C.    CORAK FIQH IMAM AL-SYAFI’I
Seperti Imam Madzhab lainnya, Imam Syafi’i menentukan thuruq al-istimbath al-ahkam tersendiri. Adapun langkah-langkah ijtihadnya adalah sebagai berikut; bahwa “asal adalah Al-Qur’an dan As-sunnah, kemudian apabila tidak ada pada Al-Qur’an dan sunnah maka ia melakukan qiyas terhadap keduanya. Dengan demikian dalil hukum bagi Syafi’i adalah al-Qur’an, sunah, dan ijma’. Sedangkan teknik ijtihad yang digunakan adalah al-Qiyas.[9]
Imam Syafi’i memiliki peranan penting dalam membela sunah Rasul dengan cara menghancurkan segala upaya musuh dengan menyebarkan isu bahwa tidak layak menerima sesuatu yang tidak satu makna dengan Al-Qur’an dan sunnah. Imam Syafi’i juga telah menjelaskan betapa besar dampak dari orang yang mengingkari sunah atau tidak mau menerima hadis yang tidak sesuai dengan makna Al-Qur’an. Jadi dalam ijtihatnya imam syafi’I memberi kelonggaran dalam menerima hadist tidak memberikan syarat dalam hadist ahad kecuali ketersambungan dan keshohihan sanad saja. Kemudian imam syafi’I juga memiliki kemampuan yang sangat mempuni untuk melakukan istimbat setelah beliau menelaah banyak kitab dengan berbagai aliran pemikiran dan mazhab seperti madrasah makkah tempatnya tumbuh dan berkembang, madrasah madinah negeri tempatnya berhijrah, serta madrasah irak yang pernah beliau tempati untuk beberapa waktu.

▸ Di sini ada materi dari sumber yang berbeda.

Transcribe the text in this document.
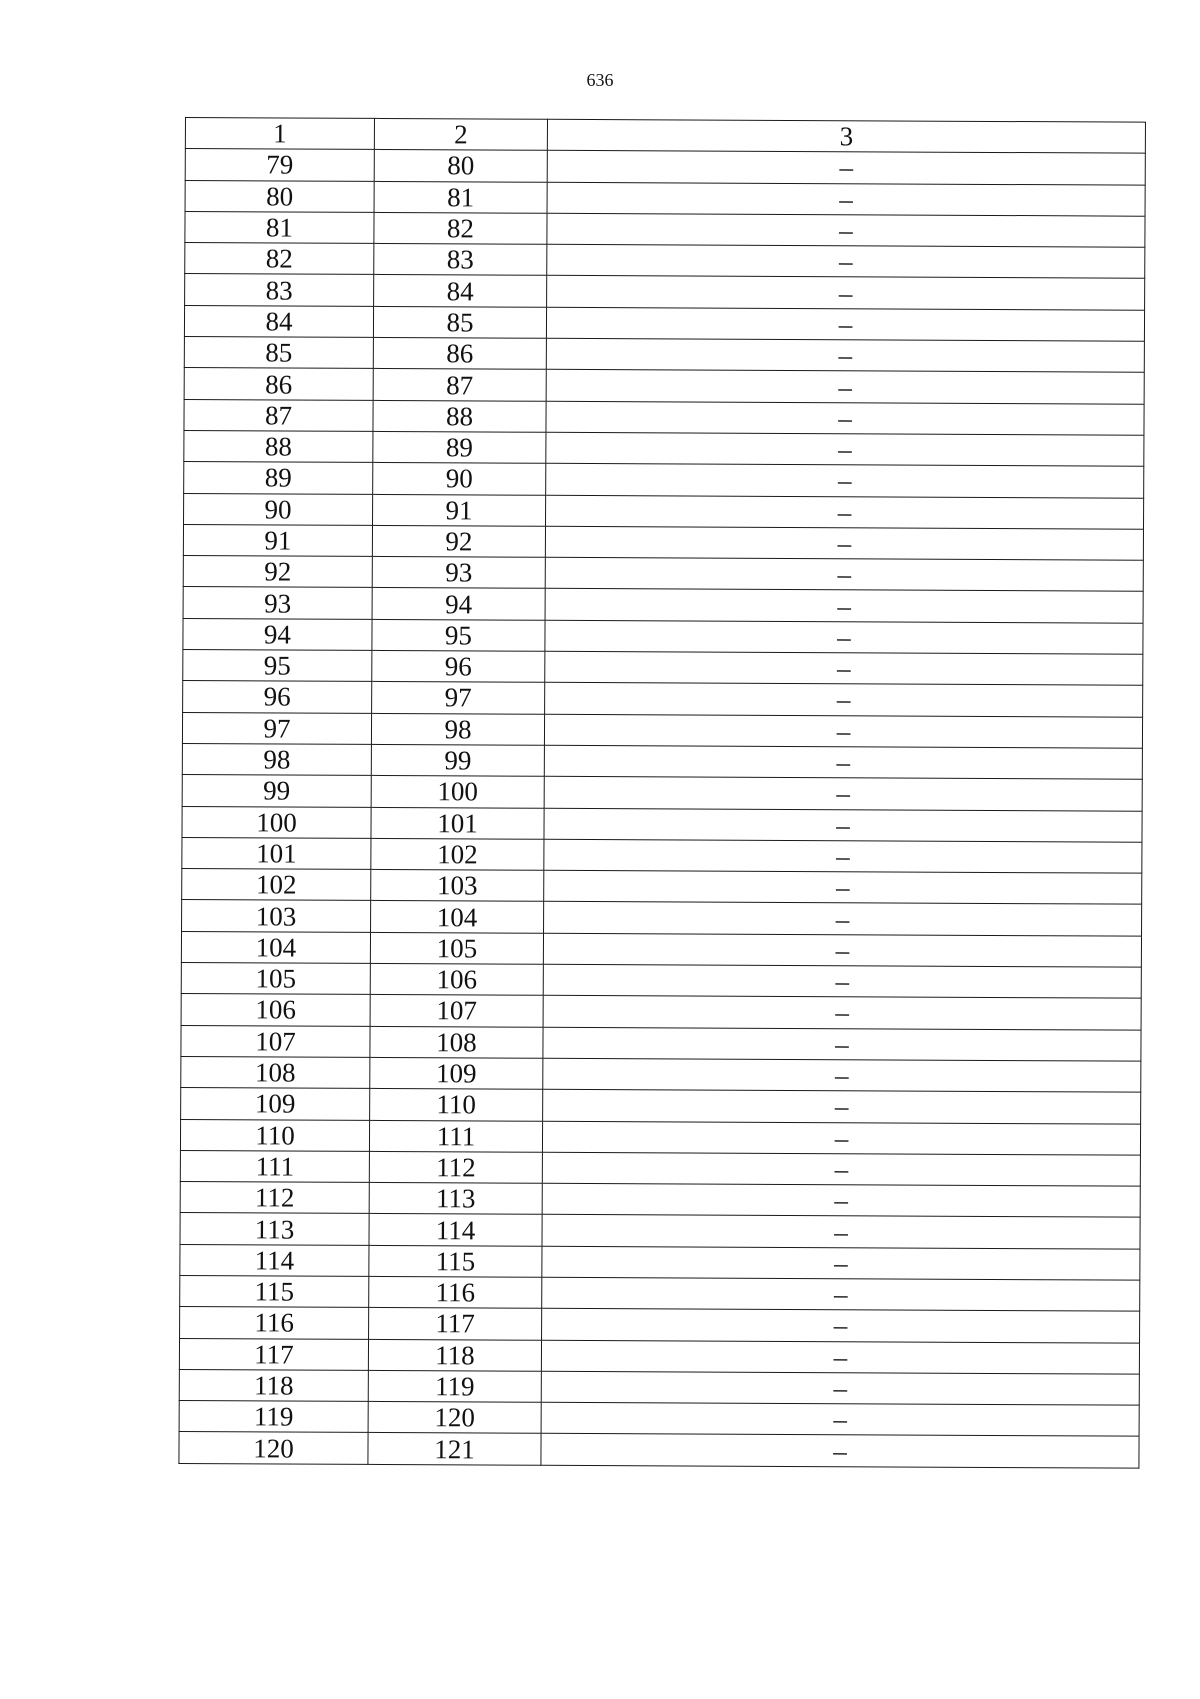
636
1	2	3
79	80	–
80	81	–
81	82	–
82	83	–
83	84	–
84	85	–
85	86	–
86	87	–
87	88	–
88	89	–
89	90	–
90	91	–
91	92	–
92	93	–
93	94	–
94	95	–
95	96	–
96	97	–
97	98	–
98	99	–
99	100	–
100	101	–
101	102	–
102	103	–
103	104	–
104	105	–
105	106	–
106	107	–
107	108	–
108	109	–
109	110	–
110	111	–
111	112	–
112	113	–
113	114	–
114	115	–
115	116	–
116	117	–
117	118	–
118	119	–
119	120	–
120	121	–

Karena imam asy syafi’I memiliki ketajaman bahasa dan kedalaman ilmu tentang sunnah, serata berpengalan dalam menelaah dalam masalah fiqih maka beliau juga tidak mengalami kesulitan untuk membuat ilmu ushul fiqh agar orang tau bagaimana mengenal pendapat yang benar dari yang salah, menjadi aturan yang harus diperhitungkan ketika melakukan istimbat hukum yang baru, maka beliau menulis kitab ar-Risalah yang merupakan hasil karya pertama dalam bidang ilmu ushul fiqh.[10]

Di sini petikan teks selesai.